Add to that the lack of any genuine light-hearted and humourous scenes, hardly any emotion and a story that wasn't very engrossing, and what you have is a film that truly underwhelms in every major aspect, but for some of the impressive visual effects and 1 or 2 performances. Laura Linney is a huge miscast, I just can't see her pull off the happy- looking fake person routine naturally, whilst Ed Harris fared better here than in Stepmom, which came out in the same year as this film. & even if it had Robin in place of Jim, I still cannot really see The Truman Show be any more entertaining and watchable. Well, not under Peter Weir.


The film didn't spark my interest until the 27 min and I just wasn't able to grasp the story and under a much more capable director than Peter Weir, this would be far more entertaining and insightful as a film. A premise with promising potential as the one in this movie shouldn't be this lethargic and as boring as it is, and yet sadly it is, because of Weir. He's like the duller version of Steven Soderbergh, and I'm not a fan of his work, but for Erin Brockovich. 

The Truman Show is not terrible and it's not that a lot of what happens doesn't make sense - it's just a frustrating, yet mostly ordinary experience and watching it today I could see how I never latched onto this movie back in 1998, despite all of its plaudits. 

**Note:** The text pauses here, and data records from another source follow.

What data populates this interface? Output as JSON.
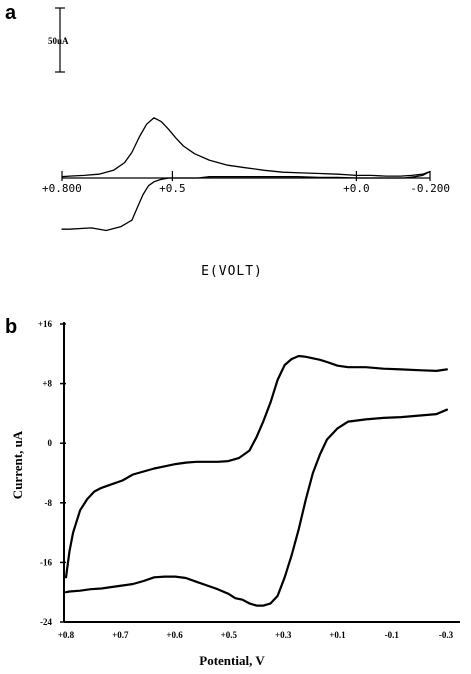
{
  "chart_data": [
    {
      "panel": "a",
      "type": "line",
      "xlabel": "E(VOLT)",
      "ylabel": "",
      "x_reversed": true,
      "xlim": [
        0.8,
        -0.2
      ],
      "ylim": [
        -45,
        45
      ],
      "x_ticks": [
        {
          "value": 0.8,
          "label": "+0.800"
        },
        {
          "value": 0.5,
          "label": "+0.5"
        },
        {
          "value": 0.0,
          "label": "+0.0"
        },
        {
          "value": -0.2,
          "label": "-0.200"
        }
      ],
      "scale_bar": {
        "label": "50uA",
        "value": 50
      },
      "series": [
        {
          "x": [
            0.8,
            0.78,
            0.72,
            0.68,
            0.64,
            0.61,
            0.595,
            0.58,
            0.565,
            0.55,
            0.53,
            0.51,
            0.49,
            0.46,
            0.43,
            0.4,
            0.36,
            0.32,
            0.28,
            0.22,
            0.16,
            0.1,
            0.05,
            0.0,
            -0.05,
            -0.1,
            -0.13,
            -0.16,
            -0.18,
            -0.2
          ],
          "y": [
            -40,
            -40,
            -39,
            -41,
            -38,
            -33,
            -23,
            -13,
            -6,
            -3,
            -1,
            0,
            0,
            0,
            0,
            1,
            1,
            1,
            1,
            1,
            1,
            0.5,
            0.5,
            0,
            0,
            0,
            0,
            1,
            2,
            5
          ]
        },
        {
          "x": [
            -0.2,
            -0.18,
            -0.15,
            -0.12,
            -0.08,
            -0.04,
            0.0,
            0.05,
            0.1,
            0.15,
            0.2,
            0.25,
            0.3,
            0.35,
            0.4,
            0.44,
            0.47,
            0.49,
            0.51,
            0.53,
            0.55,
            0.57,
            0.59,
            0.61,
            0.63,
            0.66,
            0.7,
            0.74,
            0.78,
            0.8
          ],
          "y": [
            5,
            3,
            2,
            1.5,
            1.5,
            2,
            2,
            3,
            3.5,
            4,
            4.5,
            6,
            8,
            10,
            14,
            19,
            25,
            31,
            38,
            44,
            47,
            42,
            32,
            20,
            12,
            6,
            3,
            2,
            1.5,
            1
          ]
        }
      ]
    },
    {
      "panel": "b",
      "type": "line",
      "xlabel": "Potential, V",
      "ylabel": "Current, uA",
      "x_reversed": true,
      "xlim": [
        0.8,
        -0.3
      ],
      "ylim": [
        -24,
        16
      ],
      "x_ticks": [
        "+0.8",
        "+0.7",
        "+0.6",
        "+0.5",
        "+0.3",
        "+0.1",
        "-0.1",
        "-0.3"
      ],
      "y_ticks": [
        "+16",
        "+8",
        "0",
        "-8",
        "-16",
        "-24"
      ],
      "series": [
        {
          "x": [
            0.8,
            0.79,
            0.78,
            0.77,
            0.76,
            0.74,
            0.72,
            0.7,
            0.67,
            0.64,
            0.61,
            0.58,
            0.55,
            0.52,
            0.49,
            0.46,
            0.43,
            0.4,
            0.37,
            0.34,
            0.31,
            0.28,
            0.26,
            0.24,
            0.22,
            0.2,
            0.18,
            0.16,
            0.14,
            0.12,
            0.1,
            0.08,
            0.06,
            0.03,
            0.0,
            -0.05,
            -0.1,
            -0.15,
            -0.2,
            -0.25,
            -0.28
          ],
          "y": [
            -18,
            -14.5,
            -12,
            -10.5,
            -9,
            -7.5,
            -6.5,
            -6,
            -5.5,
            -5,
            -4.2,
            -3.8,
            -3.4,
            -3.1,
            -2.8,
            -2.6,
            -2.5,
            -2.5,
            -2.5,
            -2.4,
            -2.0,
            -1.0,
            0.8,
            3,
            5.5,
            8.5,
            10.5,
            11.3,
            11.7,
            11.6,
            11.4,
            11.2,
            10.9,
            10.4,
            10.2,
            10.2,
            10.0,
            9.9,
            9.8,
            9.7,
            9.9
          ]
        },
        {
          "x": [
            -0.28,
            -0.25,
            -0.2,
            -0.15,
            -0.1,
            -0.05,
            0.0,
            0.03,
            0.06,
            0.08,
            0.1,
            0.12,
            0.14,
            0.16,
            0.18,
            0.2,
            0.22,
            0.24,
            0.26,
            0.28,
            0.3,
            0.32,
            0.34,
            0.37,
            0.4,
            0.43,
            0.46,
            0.49,
            0.52,
            0.55,
            0.58,
            0.61,
            0.64,
            0.67,
            0.7,
            0.73,
            0.76,
            0.79,
            0.8
          ],
          "y": [
            4.5,
            3.9,
            3.7,
            3.5,
            3.4,
            3.2,
            2.9,
            2.0,
            0.5,
            -1.5,
            -4,
            -7.5,
            -11.5,
            -15,
            -18,
            -20.5,
            -21.5,
            -21.8,
            -21.8,
            -21.5,
            -21,
            -20.8,
            -20.2,
            -19.6,
            -19.1,
            -18.6,
            -18.1,
            -17.9,
            -17.9,
            -18.0,
            -18.5,
            -18.9,
            -19.1,
            -19.3,
            -19.5,
            -19.6,
            -19.8,
            -19.9,
            -20.0
          ]
        }
      ]
    }
  ]
}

The film bored me until the 55th minute and despite its profoundly overwhelming and popular showing, again it is yet another one of those movies whereby watching it I couldn't understand why it was lauded. For a film that is supposed to dig deep into and explore the concept of reality TV, it ends up saying frankly very little about it. 





Final Verdict:

When Jim Carrey accepted the award for Best Comic Performance of the year for Liar Liar during the 1997 MTV Movie Awards, he thanked his fans by saying ''they have always supported my comedies, but they don't know how to take me in drama''. He showed in Doing Time on Maple Drive, Eternal Sunshine of the Spotless Mind and Man on The Moon how effective he can be as a dramatic actor, but serious roles have been very few and sadly, he just never had more of those bigger and better drama and non-comedic movies that he deserved. 


Those looking for a meatier and edgier movie ought to look elsewhere, and though The Truman Show isn't it and that it could have done with more meatier and edgier moments, it's fair for me to say, it just never blew me away as much as I'd hoped it would do. 


Under Peter Weir's vision, this is a case of all talk, and rarely any substance.